Think of it this way: would you keep a CEO who started suing competitors left and right, despite the customer backlash and the company’s cratering reputation? You’d fire him. Even if the company was right in every single case. Because being right doesn’t matter if your strategy is burning down every relationship you need to survive. The CEO’s job isn’t just to win court cases — it’s to protect the company’s position in the market. You don’t get to be right and ruined and call it a victory.
But somehow, when it’s a country, the expectation flips. Suddenly, it’s everyone else’s job to see how right Israel is and magically keep supporting it. And if they don’t? Their fault. Their antisemitism. Their problem.
Everybody is responsible for their own racism. . But it is the government’s job to foresee which actions fuel racism and which ones help contain it. Blaming everything on racists doesn’t make them disappear. It just means you don’t care enough about the cost to the victims — the Jews in Brooklyn, Berlin, and Buenos Aires who never asked to be conscripted into this fight, and who keep paying for decisions they had no part in making.

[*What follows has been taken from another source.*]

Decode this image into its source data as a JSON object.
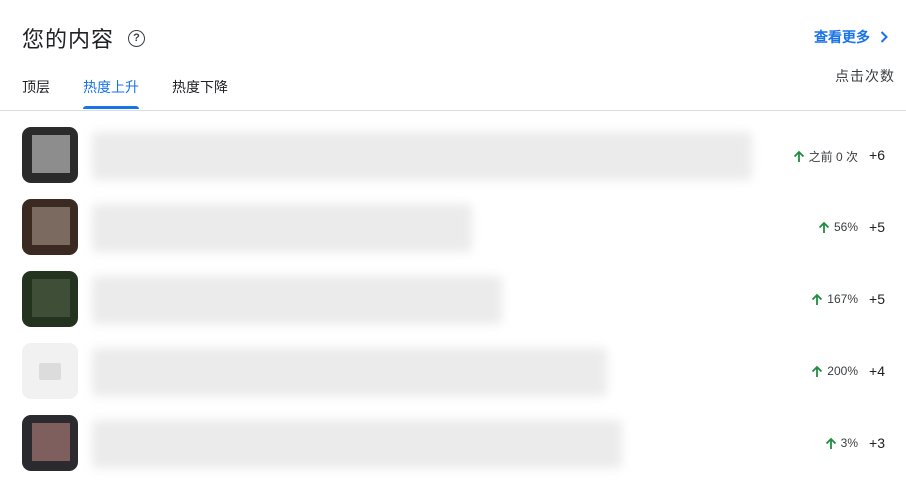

I can agree with everything you say here. But as someone who was raised Jewish, I can add a bit of nuance. The actions of Israel (which I most definitely oppose - their actions in Gaza erased any sympathy I once had) definitely ramp up antisemitism. But it by no means manufactures it. There is always a deep reservoir to draw upon.
A decent analogy is 1930s Germany. Hitler whipped up anti Jewish sentiment. But that sentiment had a very long history in Germany, going back at least as far as Martin Luther's virulent polemics in the 16th century.
This is not in any way a criticism of the piece, just wanted to add a bit of context.